Michel Etievent, l’historien qui nous guide des aciéries de La Léchère en Tarentaise, où le père d’Ambroise Croizat menait les premières luttes syndicales, jusqu’au Ministère du Travail, où il retrouve, ému, le portrait de l’artisan de la Sécurité Sociale et où François Rebsamen, ministre du Travail lors du tournage du documentaire, étale toute son inculture et son inconséquence. Michel Etievent a consacré l’essentiel de son travail aux luttes ouvrières et à Ambroise Croizat en particulier. Il vibre, il est habité par son sujet et par le souci de rendre justice et leur place dans l’histoire à tous ces militants qui se sont battus pour l’amélioration des conditions de travail et de la protection sociale.

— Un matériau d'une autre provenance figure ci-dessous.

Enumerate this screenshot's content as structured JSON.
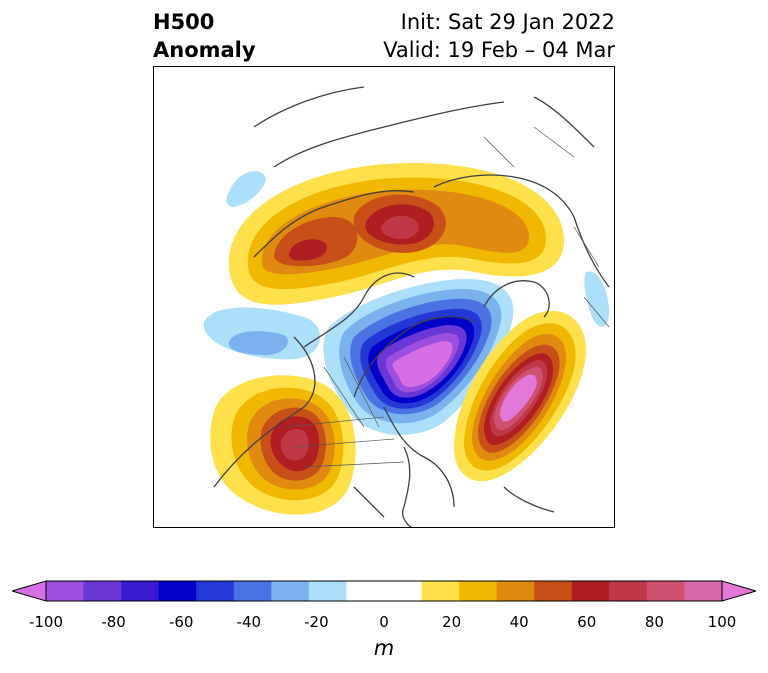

La formidable hépatologue de l’APHP, qui règle assez rapidement la discussion absurde sur les petits risques et les gros risques. Elle explique également de manière très simple et pédagogique, que le prix très élevé de certains médicaments, est beaucoup plus dû à la spéculation financière des laboratoires qui cassent leur tirelire pour en racheter d’autres à coup de milliards pour le futur profit de leurs actionnaires, qu’au réel coup de recherche et développement. Le soi-disant trou de la Sécurité Sociale serait-il en partie dû à la nécessité des laboratoires de rembourser rapidement leurs créanciers ? Qui doit-on accuser de mauvaise gestion alors ? Ces entreprises ont-elles le moindre souci de la santé publique ?

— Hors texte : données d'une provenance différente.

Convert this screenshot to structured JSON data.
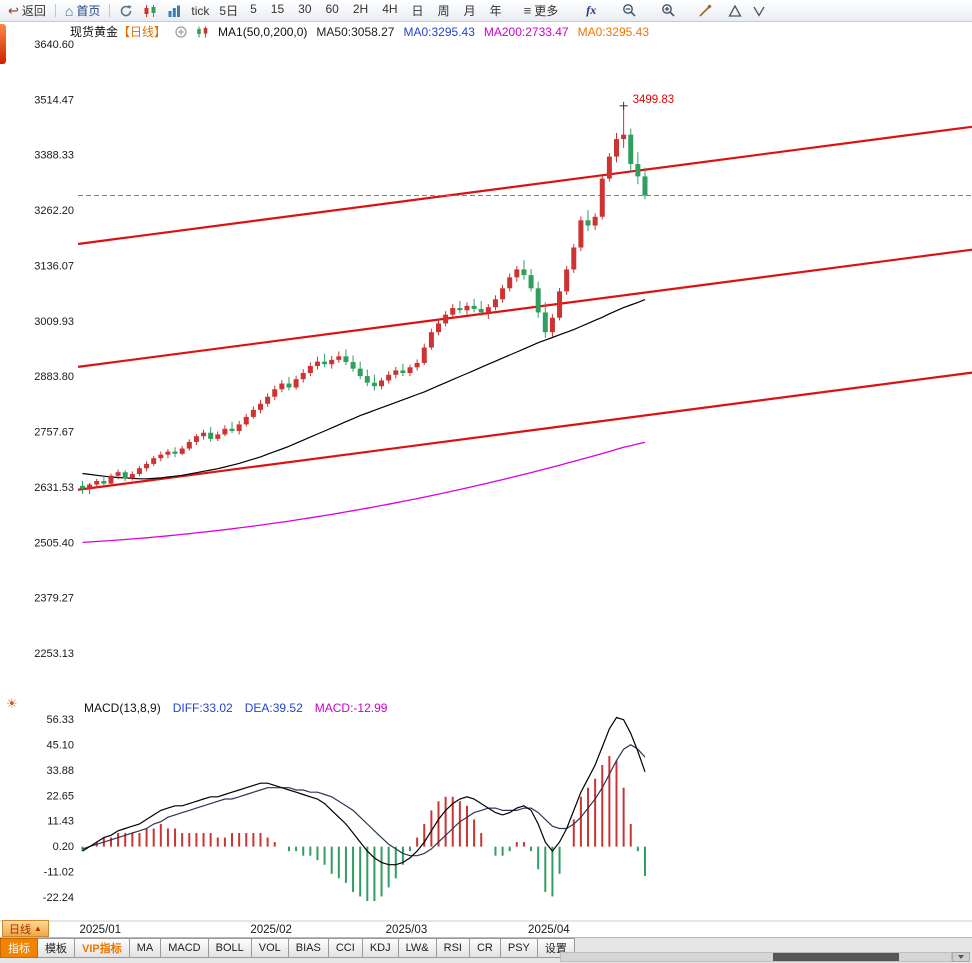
{
  "toolbar": {
    "back_label": "返回",
    "home_label": "首页",
    "tick_label": "tick",
    "five_day_label": "5日",
    "timeframes": [
      "5",
      "15",
      "30",
      "60",
      "2H",
      "4H",
      "日",
      "周",
      "月",
      "年"
    ],
    "more_label": "更多",
    "fx_label": "fx"
  },
  "chart_header": {
    "title_name": "现货黄金",
    "title_period": "【日线】",
    "ma_settings": "MA1(50,0,200,0)",
    "ma50": "MA50:3058.27",
    "ma0_blue": "MA0:3295.43",
    "ma200": "MA200:2733.47",
    "ma0_orange": "MA0:3295.43"
  },
  "macd_header": {
    "label": "MACD(13,8,9)",
    "diff": "DIFF:33.02",
    "dea": "DEA:39.52",
    "macd": "MACD:-12.99"
  },
  "bottom": {
    "period_chip": {
      "label": "日线",
      "arrow": "▲"
    },
    "tabs": [
      {
        "label": "指标",
        "style": "active"
      },
      {
        "label": "模板"
      },
      {
        "label": "VIP指标",
        "style": "vip"
      },
      {
        "label": "MA"
      },
      {
        "label": "MACD"
      },
      {
        "label": "BOLL"
      },
      {
        "label": "VOL"
      },
      {
        "label": "BIAS"
      },
      {
        "label": "CCI"
      },
      {
        "label": "KDJ"
      },
      {
        "label": "LW&"
      },
      {
        "label": "RSI"
      },
      {
        "label": "CR"
      },
      {
        "label": "PSY"
      },
      {
        "label": "设置"
      }
    ]
  },
  "chart_data": {
    "type": "candlestick-with-macd",
    "instrument": "现货黄金",
    "period": "日线",
    "price_axis_ticks": [
      "3640.60",
      "3514.47",
      "3388.33",
      "3262.20",
      "3136.07",
      "3009.93",
      "2883.80",
      "2757.67",
      "2631.53",
      "2505.40",
      "2379.27",
      "2253.13"
    ],
    "macd_axis_ticks": [
      "56.33",
      "45.10",
      "33.88",
      "22.65",
      "11.43",
      "0.20",
      "-11.02",
      "-22.24"
    ],
    "x_labels": [
      {
        "label": "2025/01",
        "candle_index": 0
      },
      {
        "label": "2025/02",
        "candle_index": 24
      },
      {
        "label": "2025/03",
        "candle_index": 43
      },
      {
        "label": "2025/04",
        "candle_index": 63
      }
    ],
    "annotation": {
      "text": "3499.83",
      "price": 3499.83,
      "candle_index": 76
    },
    "current_price_line": {
      "value": 3295.43
    },
    "trend_channel": {
      "lines": [
        {
          "price_start": 3185,
          "price_end": 3452
        },
        {
          "price_start": 2905,
          "price_end": 3172
        },
        {
          "price_start": 2625,
          "price_end": 2892
        }
      ]
    },
    "candles": [
      [
        2634,
        2645,
        2616,
        2628
      ],
      [
        2628,
        2641,
        2615,
        2637
      ],
      [
        2637,
        2650,
        2629,
        2645
      ],
      [
        2645,
        2656,
        2634,
        2639
      ],
      [
        2639,
        2662,
        2636,
        2657
      ],
      [
        2657,
        2671,
        2649,
        2665
      ],
      [
        2665,
        2670,
        2645,
        2651
      ],
      [
        2651,
        2667,
        2646,
        2661
      ],
      [
        2661,
        2679,
        2656,
        2674
      ],
      [
        2674,
        2690,
        2667,
        2684
      ],
      [
        2684,
        2702,
        2679,
        2697
      ],
      [
        2697,
        2712,
        2690,
        2705
      ],
      [
        2705,
        2718,
        2697,
        2712
      ],
      [
        2712,
        2722,
        2699,
        2707
      ],
      [
        2707,
        2725,
        2704,
        2719
      ],
      [
        2719,
        2740,
        2714,
        2734
      ],
      [
        2734,
        2752,
        2727,
        2747
      ],
      [
        2747,
        2762,
        2739,
        2755
      ],
      [
        2755,
        2768,
        2734,
        2741
      ],
      [
        2741,
        2758,
        2736,
        2751
      ],
      [
        2751,
        2772,
        2747,
        2764
      ],
      [
        2764,
        2780,
        2754,
        2759
      ],
      [
        2759,
        2782,
        2751,
        2774
      ],
      [
        2774,
        2798,
        2769,
        2791
      ],
      [
        2791,
        2815,
        2787,
        2807
      ],
      [
        2807,
        2830,
        2799,
        2821
      ],
      [
        2821,
        2845,
        2814,
        2837
      ],
      [
        2837,
        2862,
        2829,
        2854
      ],
      [
        2854,
        2875,
        2847,
        2867
      ],
      [
        2867,
        2882,
        2851,
        2858
      ],
      [
        2858,
        2885,
        2853,
        2877
      ],
      [
        2877,
        2900,
        2869,
        2891
      ],
      [
        2891,
        2915,
        2884,
        2907
      ],
      [
        2907,
        2928,
        2899,
        2917
      ],
      [
        2917,
        2935,
        2904,
        2911
      ],
      [
        2911,
        2930,
        2901,
        2921
      ],
      [
        2921,
        2940,
        2914,
        2929
      ],
      [
        2929,
        2945,
        2909,
        2916
      ],
      [
        2916,
        2931,
        2894,
        2901
      ],
      [
        2901,
        2917,
        2877,
        2884
      ],
      [
        2884,
        2899,
        2861,
        2869
      ],
      [
        2869,
        2887,
        2851,
        2861
      ],
      [
        2861,
        2880,
        2854,
        2874
      ],
      [
        2874,
        2895,
        2867,
        2887
      ],
      [
        2887,
        2905,
        2879,
        2897
      ],
      [
        2897,
        2912,
        2884,
        2891
      ],
      [
        2891,
        2910,
        2884,
        2904
      ],
      [
        2904,
        2922,
        2897,
        2914
      ],
      [
        2914,
        2958,
        2909,
        2949
      ],
      [
        2949,
        2992,
        2944,
        2984
      ],
      [
        2984,
        3012,
        2977,
        3004
      ],
      [
        3004,
        3032,
        2997,
        3024
      ],
      [
        3024,
        3048,
        3017,
        3039
      ],
      [
        3039,
        3055,
        3027,
        3034
      ],
      [
        3034,
        3052,
        3024,
        3044
      ],
      [
        3044,
        3060,
        3029,
        3037
      ],
      [
        3037,
        3055,
        3021,
        3029
      ],
      [
        3029,
        3048,
        3014,
        3041
      ],
      [
        3041,
        3068,
        3034,
        3059
      ],
      [
        3059,
        3092,
        3051,
        3084
      ],
      [
        3084,
        3118,
        3077,
        3109
      ],
      [
        3109,
        3135,
        3099,
        3127
      ],
      [
        3127,
        3148,
        3104,
        3114
      ],
      [
        3114,
        3128,
        3077,
        3084
      ],
      [
        3084,
        3099,
        3017,
        3029
      ],
      [
        3029,
        3052,
        2971,
        2984
      ],
      [
        2984,
        3025,
        2974,
        3017
      ],
      [
        3017,
        3085,
        3011,
        3077
      ],
      [
        3077,
        3135,
        3069,
        3127
      ],
      [
        3127,
        3185,
        3119,
        3177
      ],
      [
        3177,
        3248,
        3169,
        3239
      ],
      [
        3239,
        3262,
        3214,
        3227
      ],
      [
        3227,
        3255,
        3217,
        3247
      ],
      [
        3247,
        3342,
        3241,
        3334
      ],
      [
        3334,
        3392,
        3327,
        3384
      ],
      [
        3384,
        3438,
        3371,
        3424
      ],
      [
        3424,
        3499.83,
        3404,
        3434
      ],
      [
        3434,
        3448,
        3351,
        3367
      ],
      [
        3367,
        3394,
        3321,
        3339
      ],
      [
        3339,
        3359,
        3287,
        3295.43
      ]
    ],
    "ma50": [
      2662,
      2660,
      2658,
      2656,
      2654,
      2653,
      2652,
      2651,
      2650,
      2650,
      2651,
      2652,
      2654,
      2656,
      2658,
      2661,
      2664,
      2667,
      2670,
      2673,
      2677,
      2681,
      2685,
      2690,
      2695,
      2700,
      2706,
      2712,
      2718,
      2724,
      2731,
      2738,
      2745,
      2752,
      2759,
      2766,
      2773,
      2780,
      2787,
      2794,
      2800,
      2806,
      2812,
      2818,
      2824,
      2830,
      2836,
      2842,
      2848,
      2855,
      2862,
      2869,
      2876,
      2883,
      2890,
      2897,
      2904,
      2911,
      2918,
      2925,
      2932,
      2939,
      2946,
      2953,
      2960,
      2966,
      2972,
      2978,
      2984,
      2990,
      2997,
      3004,
      3011,
      3018,
      3026,
      3033,
      3040,
      3046,
      3052,
      3058.27
    ],
    "ma200": [
      2505,
      2506,
      2507.1,
      2508.2,
      2509.3,
      2510.5,
      2511.7,
      2513,
      2514.3,
      2515.7,
      2517.1,
      2518.6,
      2520.1,
      2521.7,
      2523.3,
      2525,
      2526.7,
      2528.5,
      2530.3,
      2532.2,
      2534.1,
      2536.1,
      2538.1,
      2540.2,
      2542.3,
      2544.5,
      2546.7,
      2549,
      2551.3,
      2553.7,
      2556.1,
      2558.6,
      2561.1,
      2563.7,
      2566.3,
      2569,
      2571.7,
      2574.5,
      2577.3,
      2580.2,
      2583.1,
      2586.1,
      2589.1,
      2592.2,
      2595.3,
      2598.5,
      2601.7,
      2605,
      2608.3,
      2611.7,
      2615.1,
      2618.6,
      2622.1,
      2625.7,
      2629.3,
      2633,
      2636.7,
      2640.5,
      2644.3,
      2648.2,
      2652.1,
      2656.1,
      2660.1,
      2664.2,
      2668.3,
      2672.5,
      2676.7,
      2681,
      2685.3,
      2689.7,
      2694.1,
      2698.6,
      2703.1,
      2707.7,
      2712.3,
      2717,
      2721.7,
      2725.5,
      2729.5,
      2733.47
    ],
    "macd": {
      "diff": [
        -2,
        0,
        2,
        4,
        5,
        7,
        8,
        9,
        10,
        12,
        14,
        16,
        17,
        18,
        18,
        19,
        20,
        21,
        22,
        22,
        23,
        24,
        25,
        26,
        27,
        28,
        28,
        27,
        26,
        25,
        24,
        23,
        22,
        21,
        19,
        16,
        13,
        10,
        6,
        2,
        -2,
        -5,
        -7,
        -8,
        -8,
        -7,
        -5,
        -2,
        2,
        7,
        12,
        16,
        19,
        21,
        22,
        21,
        19,
        17,
        15,
        14,
        15,
        17,
        18,
        16,
        10,
        2,
        -2,
        2,
        8,
        16,
        24,
        30,
        36,
        44,
        52,
        57,
        56,
        50,
        42,
        33.02
      ],
      "dea": [
        -1,
        0,
        1,
        2,
        3,
        4,
        5,
        6,
        7,
        8,
        10,
        11,
        13,
        14,
        15,
        16,
        17,
        18,
        19,
        20,
        21,
        21,
        22,
        23,
        24,
        25,
        26,
        26,
        26,
        26,
        25,
        25,
        24,
        24,
        23,
        22,
        20,
        18,
        16,
        13,
        10,
        7,
        4,
        1,
        -1,
        -3,
        -4,
        -4,
        -3,
        -1,
        2,
        5,
        8,
        11,
        13,
        15,
        16,
        17,
        17,
        16,
        16,
        16,
        17,
        17,
        15,
        12,
        9,
        8,
        8,
        10,
        13,
        17,
        21,
        26,
        32,
        38,
        43,
        45,
        43,
        39.52
      ],
      "hist": [
        -2,
        0,
        2,
        4,
        4,
        6,
        6,
        6,
        6,
        8,
        8,
        10,
        8,
        8,
        6,
        6,
        6,
        6,
        6,
        4,
        4,
        6,
        6,
        6,
        6,
        6,
        4,
        2,
        0,
        -2,
        -2,
        -4,
        -4,
        -6,
        -8,
        -12,
        -14,
        -16,
        -20,
        -22,
        -24,
        -24,
        -22,
        -18,
        -14,
        -8,
        -2,
        4,
        10,
        16,
        20,
        22,
        22,
        20,
        18,
        12,
        6,
        0,
        -4,
        -4,
        -2,
        2,
        2,
        -2,
        -10,
        -20,
        -22,
        -12,
        0,
        12,
        22,
        26,
        30,
        36,
        40,
        38,
        26,
        10,
        -2,
        -12.99
      ]
    },
    "colors": {
      "up": "#cc3333",
      "down": "#2f9e5f",
      "trend": "#dd1111",
      "ma50": "#000000",
      "ma200": "#dd00dd",
      "price_line": "#2fa0a0",
      "hist_pos": "#cc3333",
      "hist_neg": "#2f9e5f",
      "diff_line": "#000000",
      "dea_line": "#333355",
      "annotation": "#ee0000"
    }
  }
}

Bien qu’il soit en l’occurrence plutôt l’ange noir qu’une figure qui illumine le documentaire, il est impossible de ne pas relever la tirade de Denis Kessler lors du congrès du Medef en 2007. On se pince ; on pense qu’il est en train de lire une revendication du patronat de la fin du XIX ème siècle ; on sent la haine et le mépris dans chaque mot qu’il éructe. Et pourtant il s’agit de sa pensée, livrée sans filtre, où l’on sent la volonté d’une revanche qui bouillonne et semble prête à le faire exploser. On ne va pas souhaiter qu’il tombe gravement malade pour qu’il puisse bénéficier de la prise en charge totale de soins coûteux, et qu’il fasse amende honorable comme un autre chantre de l’ultra-libéralisme et du démantèlement de la Sécurité Sociale, Jean-Marc Sylvestre, qui après être passé à deux doigts de la mort il y a plus de 10 ans, avait écrit un article dans Les Echos se terminant par « Le système de santé français est formidable : il faudrait être sûr que tout le monde puisse en bénéficier… ». Rassurons ses amis libéraux, vu son article du 3 novembre dans Atlantico, il a oublié cet épisode douloureux …

Toujours le même mot d’ordre …

Le message que délivre les acteurs de ce documentaire continue de faire écho aux idéaux qui ont guidé les pionniers : progrès et solidarité. Avant d’être budgétaire, le choix est politique. Quelle vision a-t-on de la santé pour tout un peuple ? Les acteurs économiques n’ont-ils pas finalement intérêt à ce que l’ensemble de la population ait accès aux soins sans que ce soit au détriment d’autres besoins de base ? Quelle est cette soi-disant modernité qui conduit à une médecine à plusieurs vitesses ?

A voir l’énergie, l’élan, la « gnaque » que certains avaient il y a 70 ans, on rêve d’un sursaut ! Et que « La Sociale », immédiatement après sa carrière en salles, soit diffusée à la télévision à une heure de grande écoute pendant la campagne présidentielle.